He is died.

4K 266 148
                                    

İyi okumalar😘

"Tony, bana balayına gideceğimizi söylemiştin. Balayı için bir ada alacağını değil." Tony bir kahkaha attı.
"Şikayetçi misin?" Gözlerimi yeşilin bulunduğu adada, suyun neredeyse şeffaf olduğu denizde gezdirdim.
"Kesinlikle hayır. Burası cennet gibi."
"Stark cenneti."

Adanın doğal örtüsü bozulmamıştı ama Tony buraya mükemmel bir ev yaptırmıştı. Her şeyle özel olarak ilgilendiği belli oluyordu. Tony ve ben önde, valizimizi taşıyan görevliler arkada eve doğru ilerliyorduk. Görevliler valizleri evin girişine bırakıp gittiler.
"Önce ne yapmak istersin?" Ben salon olduğunu düşündüğüm yere geçerken Tony de kapıyı kapayıp peşimden geldi.

"Tony! Yemeklere bak!" Masanın üzerine dizilmiş yemekleri görünce ne kadar acıktığımı hissettim. Tony ise bana gülmekle yetindi. Birçok çeşidin olduğu masaya yerleşmeden önce Tony'nin boynuna sımsıkı sarıldım. Her şeyi bizim için mükemmel bir şekilde yapmaya çalışıyordu. Bana sormasa da beni deli gibi mutlu edecek seçimler yapıyordu. Tony Stark böyle bir adamdı. Sevdiği kişinin önüne dünyaları seren bir adam.

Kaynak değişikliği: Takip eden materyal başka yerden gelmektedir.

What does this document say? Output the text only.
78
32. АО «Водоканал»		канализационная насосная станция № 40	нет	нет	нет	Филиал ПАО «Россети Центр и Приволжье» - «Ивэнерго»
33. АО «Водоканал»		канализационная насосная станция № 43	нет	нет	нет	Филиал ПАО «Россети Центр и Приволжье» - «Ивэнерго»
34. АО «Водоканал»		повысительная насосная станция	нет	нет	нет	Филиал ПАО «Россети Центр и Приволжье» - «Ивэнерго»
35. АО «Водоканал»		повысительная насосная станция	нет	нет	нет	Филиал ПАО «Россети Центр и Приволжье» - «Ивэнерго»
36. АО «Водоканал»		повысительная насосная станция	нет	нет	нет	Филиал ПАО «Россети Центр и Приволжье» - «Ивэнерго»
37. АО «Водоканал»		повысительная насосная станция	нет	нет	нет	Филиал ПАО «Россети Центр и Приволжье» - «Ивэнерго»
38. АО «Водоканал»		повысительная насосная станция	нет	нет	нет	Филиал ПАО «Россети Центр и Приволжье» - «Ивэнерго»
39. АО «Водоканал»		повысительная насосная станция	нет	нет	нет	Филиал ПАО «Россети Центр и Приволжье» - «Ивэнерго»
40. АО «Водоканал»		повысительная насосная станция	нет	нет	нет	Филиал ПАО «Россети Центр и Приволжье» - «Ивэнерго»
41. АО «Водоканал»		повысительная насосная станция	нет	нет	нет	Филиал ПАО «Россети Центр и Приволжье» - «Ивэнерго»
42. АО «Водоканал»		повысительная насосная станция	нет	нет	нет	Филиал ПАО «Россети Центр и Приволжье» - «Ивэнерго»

"Her şey çok güzel Tony. Her zamanki gibi." Tony boynuma bir öpücük bıraktı.
"Çünkü sen her şeyin en iyisini hak ediyorsun Hera Stark." Başımı boynundan kaldırıp yüzüne baktım ve çenesine bir öpücük bıraktım.
"Sen de her şeyin en iyisini hak ediyorsun Tony." Tony güldü.
"Evet ve hak ettiğim kadın tam karşımda duruyor."

Birbirimizi övmemiz uzun saatler alabileceği için masaya geçip yemek yemeye başladık. Tony, benim en sevdiğim yemeklere bir öncelik vermişti ve ben aralarında tercih yapamadığım için hepsini yemeye çalışıyordum.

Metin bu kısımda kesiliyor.